In the third trimester, how should a short cervix be treated? If the patient's cervical length is below the 10th percentile (25 mm) for gestational age at or after fetal viability, evaluation should include ultrasound assessment of fetal anatomy to exclude anomalies, tocodynamometry to detect the presence of uterine contractions, and assessment of maternal factors to exclude chorioamnionitis. If the patient is in labor, tocolytic therapy may delay delivery long enough to promote fetal lung maturation with maternal glucocorticoid therapy. The presence of chorioamnionitis is grounds for immediate delivery and the use of broad-spectrum antibiotics. If labor or chorioamnionitis is not present, modification of activity, pelvic rest, tobacco cessation, and expectant management may be considered. Cerclage in the treatment of women with cervical insufficiency after determining fetal viability has not been adequately assessed.
Is there a role for scheduled early or first-trimester cerclage in patients with a suspicious clinical history? The evidence-based risk-benefit ratio does not support first-trimester cerclage, even with transabdominal procedures.
Is cerclage placement associated with an increase in morbidity? Suture displacement, rupture of membranes, and chorioamnionitis are the most common complications associated with cerclage placement, and incidence varies widely in relation to the timing and indications for the cerclage. Urgent and emergency cerclages are associated with a higher incidence of morbidity as a result of cervical shortening and exposure of the fetal membranes to the vaginal ecosystem.

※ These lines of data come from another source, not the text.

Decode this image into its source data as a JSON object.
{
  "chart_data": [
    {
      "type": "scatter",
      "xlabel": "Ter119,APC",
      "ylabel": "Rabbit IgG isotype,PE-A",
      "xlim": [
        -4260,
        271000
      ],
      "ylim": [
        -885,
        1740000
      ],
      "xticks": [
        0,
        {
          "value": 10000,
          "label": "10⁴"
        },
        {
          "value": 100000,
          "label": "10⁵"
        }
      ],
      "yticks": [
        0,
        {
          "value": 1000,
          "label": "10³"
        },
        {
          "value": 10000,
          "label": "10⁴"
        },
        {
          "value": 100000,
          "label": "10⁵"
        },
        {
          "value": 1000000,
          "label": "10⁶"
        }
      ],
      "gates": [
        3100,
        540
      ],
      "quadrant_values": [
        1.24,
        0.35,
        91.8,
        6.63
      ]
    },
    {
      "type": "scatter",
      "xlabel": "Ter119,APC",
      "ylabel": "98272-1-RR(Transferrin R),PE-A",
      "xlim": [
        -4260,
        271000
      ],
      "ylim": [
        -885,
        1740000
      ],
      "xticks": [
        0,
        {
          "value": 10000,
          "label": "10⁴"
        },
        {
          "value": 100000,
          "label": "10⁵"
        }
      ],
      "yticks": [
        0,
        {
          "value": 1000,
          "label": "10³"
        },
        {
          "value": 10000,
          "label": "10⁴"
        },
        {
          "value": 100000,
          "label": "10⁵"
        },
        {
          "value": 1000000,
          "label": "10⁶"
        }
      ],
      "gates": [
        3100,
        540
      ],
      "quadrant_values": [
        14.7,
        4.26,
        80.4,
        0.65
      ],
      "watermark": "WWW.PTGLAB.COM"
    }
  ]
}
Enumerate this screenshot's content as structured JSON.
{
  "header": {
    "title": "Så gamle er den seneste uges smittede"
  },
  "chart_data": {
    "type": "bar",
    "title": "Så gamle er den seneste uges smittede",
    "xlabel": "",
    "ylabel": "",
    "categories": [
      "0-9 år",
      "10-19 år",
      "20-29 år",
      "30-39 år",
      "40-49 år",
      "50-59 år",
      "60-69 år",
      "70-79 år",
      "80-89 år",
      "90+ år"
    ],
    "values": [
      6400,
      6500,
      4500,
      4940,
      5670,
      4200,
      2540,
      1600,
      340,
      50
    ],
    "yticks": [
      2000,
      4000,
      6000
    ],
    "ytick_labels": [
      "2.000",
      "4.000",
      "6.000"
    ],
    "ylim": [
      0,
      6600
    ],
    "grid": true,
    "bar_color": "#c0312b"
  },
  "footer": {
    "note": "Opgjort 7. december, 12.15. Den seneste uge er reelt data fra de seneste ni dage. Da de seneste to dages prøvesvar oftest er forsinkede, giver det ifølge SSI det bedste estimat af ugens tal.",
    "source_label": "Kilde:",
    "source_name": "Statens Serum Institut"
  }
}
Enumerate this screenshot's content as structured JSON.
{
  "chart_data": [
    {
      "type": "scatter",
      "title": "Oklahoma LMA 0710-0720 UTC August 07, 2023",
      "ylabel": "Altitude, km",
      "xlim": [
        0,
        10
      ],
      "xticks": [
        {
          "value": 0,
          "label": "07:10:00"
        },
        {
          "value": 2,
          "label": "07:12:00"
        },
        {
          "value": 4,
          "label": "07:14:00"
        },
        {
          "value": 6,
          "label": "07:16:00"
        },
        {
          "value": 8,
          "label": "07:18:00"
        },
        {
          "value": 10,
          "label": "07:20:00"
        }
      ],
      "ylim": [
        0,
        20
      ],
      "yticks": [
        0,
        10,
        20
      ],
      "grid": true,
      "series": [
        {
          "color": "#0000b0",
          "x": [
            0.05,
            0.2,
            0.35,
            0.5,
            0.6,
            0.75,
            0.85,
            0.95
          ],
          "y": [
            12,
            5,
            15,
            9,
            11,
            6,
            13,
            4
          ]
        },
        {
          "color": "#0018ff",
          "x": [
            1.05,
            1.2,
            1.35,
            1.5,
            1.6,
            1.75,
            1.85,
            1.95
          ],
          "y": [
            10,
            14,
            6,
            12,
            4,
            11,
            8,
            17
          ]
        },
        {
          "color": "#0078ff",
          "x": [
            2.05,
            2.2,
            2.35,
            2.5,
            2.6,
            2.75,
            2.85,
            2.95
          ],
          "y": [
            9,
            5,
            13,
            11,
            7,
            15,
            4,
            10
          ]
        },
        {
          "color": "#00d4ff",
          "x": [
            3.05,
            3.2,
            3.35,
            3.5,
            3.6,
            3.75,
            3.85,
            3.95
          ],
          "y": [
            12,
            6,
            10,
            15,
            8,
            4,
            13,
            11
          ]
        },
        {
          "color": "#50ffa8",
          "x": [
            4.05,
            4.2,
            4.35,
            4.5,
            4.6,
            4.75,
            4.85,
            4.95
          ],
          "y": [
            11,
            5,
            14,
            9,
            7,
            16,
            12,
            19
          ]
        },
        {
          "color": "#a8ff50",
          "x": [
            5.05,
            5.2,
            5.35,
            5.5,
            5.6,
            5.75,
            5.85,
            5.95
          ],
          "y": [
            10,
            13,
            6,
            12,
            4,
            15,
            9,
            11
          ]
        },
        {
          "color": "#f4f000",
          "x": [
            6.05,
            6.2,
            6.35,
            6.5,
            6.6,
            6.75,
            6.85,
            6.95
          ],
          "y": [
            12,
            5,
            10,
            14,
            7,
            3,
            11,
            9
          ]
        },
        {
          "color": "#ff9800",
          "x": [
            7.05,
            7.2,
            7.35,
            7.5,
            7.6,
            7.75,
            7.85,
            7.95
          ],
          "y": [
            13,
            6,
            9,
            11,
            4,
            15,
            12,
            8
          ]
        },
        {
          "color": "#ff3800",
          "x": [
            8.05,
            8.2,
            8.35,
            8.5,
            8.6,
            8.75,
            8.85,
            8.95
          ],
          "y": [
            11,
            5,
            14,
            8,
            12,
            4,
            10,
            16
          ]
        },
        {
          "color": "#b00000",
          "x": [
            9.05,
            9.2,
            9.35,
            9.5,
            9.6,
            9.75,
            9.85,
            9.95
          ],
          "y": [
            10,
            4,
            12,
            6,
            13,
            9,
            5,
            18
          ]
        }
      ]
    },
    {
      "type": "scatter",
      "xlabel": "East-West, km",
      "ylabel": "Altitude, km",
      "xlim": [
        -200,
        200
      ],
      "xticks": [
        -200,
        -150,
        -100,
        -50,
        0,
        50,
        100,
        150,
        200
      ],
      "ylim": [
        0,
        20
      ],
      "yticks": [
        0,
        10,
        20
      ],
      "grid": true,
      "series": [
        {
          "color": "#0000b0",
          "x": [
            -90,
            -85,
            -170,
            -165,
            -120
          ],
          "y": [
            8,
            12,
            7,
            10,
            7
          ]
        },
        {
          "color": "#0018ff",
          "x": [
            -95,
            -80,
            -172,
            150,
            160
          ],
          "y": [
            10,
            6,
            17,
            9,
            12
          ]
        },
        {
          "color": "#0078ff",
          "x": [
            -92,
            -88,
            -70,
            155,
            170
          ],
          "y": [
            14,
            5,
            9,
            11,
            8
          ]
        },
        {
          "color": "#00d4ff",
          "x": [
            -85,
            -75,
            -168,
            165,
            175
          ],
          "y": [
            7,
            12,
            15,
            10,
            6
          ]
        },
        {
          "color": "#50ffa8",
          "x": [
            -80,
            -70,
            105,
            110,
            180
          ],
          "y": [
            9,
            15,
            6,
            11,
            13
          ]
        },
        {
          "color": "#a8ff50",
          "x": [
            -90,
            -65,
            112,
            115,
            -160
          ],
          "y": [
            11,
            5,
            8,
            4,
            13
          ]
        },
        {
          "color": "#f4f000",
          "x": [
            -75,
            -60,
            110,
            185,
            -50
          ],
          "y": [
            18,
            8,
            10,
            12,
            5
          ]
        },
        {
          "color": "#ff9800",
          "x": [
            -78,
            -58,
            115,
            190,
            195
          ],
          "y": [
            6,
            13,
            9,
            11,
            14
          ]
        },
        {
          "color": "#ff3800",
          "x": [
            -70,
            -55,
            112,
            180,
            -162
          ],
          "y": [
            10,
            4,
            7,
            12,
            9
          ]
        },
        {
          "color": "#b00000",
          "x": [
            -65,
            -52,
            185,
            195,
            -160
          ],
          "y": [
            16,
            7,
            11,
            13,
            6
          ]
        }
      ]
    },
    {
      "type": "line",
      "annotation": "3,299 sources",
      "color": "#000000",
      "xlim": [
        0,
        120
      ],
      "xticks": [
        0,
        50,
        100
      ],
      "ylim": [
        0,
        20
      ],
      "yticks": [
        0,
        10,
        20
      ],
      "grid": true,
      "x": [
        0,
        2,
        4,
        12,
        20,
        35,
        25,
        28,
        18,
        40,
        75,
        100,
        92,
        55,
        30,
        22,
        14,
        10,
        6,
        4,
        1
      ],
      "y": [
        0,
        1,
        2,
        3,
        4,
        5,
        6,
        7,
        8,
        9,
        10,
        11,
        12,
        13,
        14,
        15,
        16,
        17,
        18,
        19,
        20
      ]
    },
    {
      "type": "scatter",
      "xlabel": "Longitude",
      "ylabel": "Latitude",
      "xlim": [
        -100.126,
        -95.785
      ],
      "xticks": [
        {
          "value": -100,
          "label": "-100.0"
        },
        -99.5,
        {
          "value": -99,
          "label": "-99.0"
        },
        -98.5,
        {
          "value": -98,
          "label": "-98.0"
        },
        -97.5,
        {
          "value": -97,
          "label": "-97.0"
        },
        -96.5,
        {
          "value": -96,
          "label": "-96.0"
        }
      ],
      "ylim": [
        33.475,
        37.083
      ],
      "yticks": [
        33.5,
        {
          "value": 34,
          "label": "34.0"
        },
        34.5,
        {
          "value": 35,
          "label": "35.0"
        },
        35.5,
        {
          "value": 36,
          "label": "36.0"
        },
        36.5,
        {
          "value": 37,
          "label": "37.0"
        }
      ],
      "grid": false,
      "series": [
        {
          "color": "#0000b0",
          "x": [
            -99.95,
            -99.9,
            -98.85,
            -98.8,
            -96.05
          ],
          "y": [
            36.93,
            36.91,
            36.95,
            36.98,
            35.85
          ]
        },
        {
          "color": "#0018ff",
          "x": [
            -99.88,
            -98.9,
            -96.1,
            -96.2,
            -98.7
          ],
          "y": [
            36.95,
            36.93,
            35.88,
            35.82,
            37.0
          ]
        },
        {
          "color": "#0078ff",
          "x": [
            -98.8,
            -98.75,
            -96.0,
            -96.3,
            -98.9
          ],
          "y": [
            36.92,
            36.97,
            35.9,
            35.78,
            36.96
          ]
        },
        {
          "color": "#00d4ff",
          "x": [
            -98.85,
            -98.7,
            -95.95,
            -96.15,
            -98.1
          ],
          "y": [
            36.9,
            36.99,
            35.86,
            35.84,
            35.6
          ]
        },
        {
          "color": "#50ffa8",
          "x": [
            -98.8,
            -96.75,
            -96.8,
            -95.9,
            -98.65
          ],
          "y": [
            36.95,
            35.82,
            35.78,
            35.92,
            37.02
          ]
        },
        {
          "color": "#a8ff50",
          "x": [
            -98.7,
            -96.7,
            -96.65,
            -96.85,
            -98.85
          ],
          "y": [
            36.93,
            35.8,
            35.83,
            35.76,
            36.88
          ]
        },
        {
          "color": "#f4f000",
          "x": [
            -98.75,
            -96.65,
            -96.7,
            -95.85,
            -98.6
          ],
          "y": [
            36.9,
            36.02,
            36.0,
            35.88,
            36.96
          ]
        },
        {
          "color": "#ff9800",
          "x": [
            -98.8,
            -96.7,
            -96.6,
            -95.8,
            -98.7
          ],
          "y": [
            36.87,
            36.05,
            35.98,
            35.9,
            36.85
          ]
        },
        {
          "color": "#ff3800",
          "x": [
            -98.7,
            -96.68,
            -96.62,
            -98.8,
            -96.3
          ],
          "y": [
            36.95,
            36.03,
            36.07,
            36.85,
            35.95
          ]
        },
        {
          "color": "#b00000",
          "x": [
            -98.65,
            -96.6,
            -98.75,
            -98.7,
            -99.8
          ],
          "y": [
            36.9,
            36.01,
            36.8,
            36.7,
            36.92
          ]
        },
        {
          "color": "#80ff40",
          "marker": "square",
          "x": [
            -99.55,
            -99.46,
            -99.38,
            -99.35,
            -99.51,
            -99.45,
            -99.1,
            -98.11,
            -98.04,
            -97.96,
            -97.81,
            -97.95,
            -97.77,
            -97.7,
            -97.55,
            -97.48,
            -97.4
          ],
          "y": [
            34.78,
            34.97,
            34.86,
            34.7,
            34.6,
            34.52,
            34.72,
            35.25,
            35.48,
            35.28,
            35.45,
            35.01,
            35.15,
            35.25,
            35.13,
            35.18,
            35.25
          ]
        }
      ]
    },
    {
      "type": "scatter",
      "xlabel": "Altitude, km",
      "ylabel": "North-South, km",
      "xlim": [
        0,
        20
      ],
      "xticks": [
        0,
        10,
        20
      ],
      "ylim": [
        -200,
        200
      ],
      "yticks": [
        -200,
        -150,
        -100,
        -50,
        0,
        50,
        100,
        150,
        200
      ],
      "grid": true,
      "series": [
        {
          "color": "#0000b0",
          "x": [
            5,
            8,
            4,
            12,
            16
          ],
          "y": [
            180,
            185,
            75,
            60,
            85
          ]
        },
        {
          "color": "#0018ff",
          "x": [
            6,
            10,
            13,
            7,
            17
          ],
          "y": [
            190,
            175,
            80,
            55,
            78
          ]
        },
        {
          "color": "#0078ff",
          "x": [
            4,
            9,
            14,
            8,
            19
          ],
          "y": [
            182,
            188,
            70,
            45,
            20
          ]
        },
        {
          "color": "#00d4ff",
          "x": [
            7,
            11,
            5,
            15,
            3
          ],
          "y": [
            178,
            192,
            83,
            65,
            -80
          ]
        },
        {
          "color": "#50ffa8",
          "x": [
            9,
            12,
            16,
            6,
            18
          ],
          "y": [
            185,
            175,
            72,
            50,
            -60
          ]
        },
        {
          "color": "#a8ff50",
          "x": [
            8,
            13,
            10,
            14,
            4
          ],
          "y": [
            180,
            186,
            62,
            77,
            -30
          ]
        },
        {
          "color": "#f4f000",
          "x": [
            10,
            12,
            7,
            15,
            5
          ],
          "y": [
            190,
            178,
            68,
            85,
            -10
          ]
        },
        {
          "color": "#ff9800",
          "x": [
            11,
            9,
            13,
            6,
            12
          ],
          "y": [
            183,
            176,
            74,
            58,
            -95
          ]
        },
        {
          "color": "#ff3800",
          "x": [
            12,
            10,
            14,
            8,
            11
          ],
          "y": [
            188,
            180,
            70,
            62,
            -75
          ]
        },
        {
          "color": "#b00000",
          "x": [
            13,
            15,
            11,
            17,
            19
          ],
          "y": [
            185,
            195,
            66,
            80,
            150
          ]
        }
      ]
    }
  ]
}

Transabdominal cerclage can be complicated by rupture of membranes and chorioamnionitis. It carries the added risk of intraoperative hemorrhage from the uterine veins when the cerclage band is tunneled between the bifurcation of the uterine artery, as well as the known risks associated with laparotomy. Life-threatening complications of uterine rupture and maternal septicemia are extremely rare but have been reported with all types of cerclage.
Should perioperative antibiotics and tocolytics be used in association with cerclage placement? Studies using perioperative antibiotics have been small, nonrandomized, and inconclusive. The use of unnecessary antibiotics may lead to the development of resistant strains of bacteria and other morbidity for the patient and her fetus. No randomized studies have shown that use of tocolytic therapy after cerclage is effective. The lack of clear benefit for these adjunctive treatments suggests that these drugs should be used with caution.
Does a patient who was exposed to diethylstilbestrol require cerclage? To date, no definitive epidemiologic studies have proved that cervical insufficiency is more frequent in women exposed to diethylstilbestrol than in comparable control subjects. There are no randomized trials of cerclage in these patients. A woman who has been exposed may be evaluated using the same criteria as a nonexposed patient.
When is removal of cerclage indicated in a patient with preterm labor or preterm rupture of membranes? Because the available studies are small and nonrandomized, the optimal timing of cerclage removal is unclear, according to ACOG.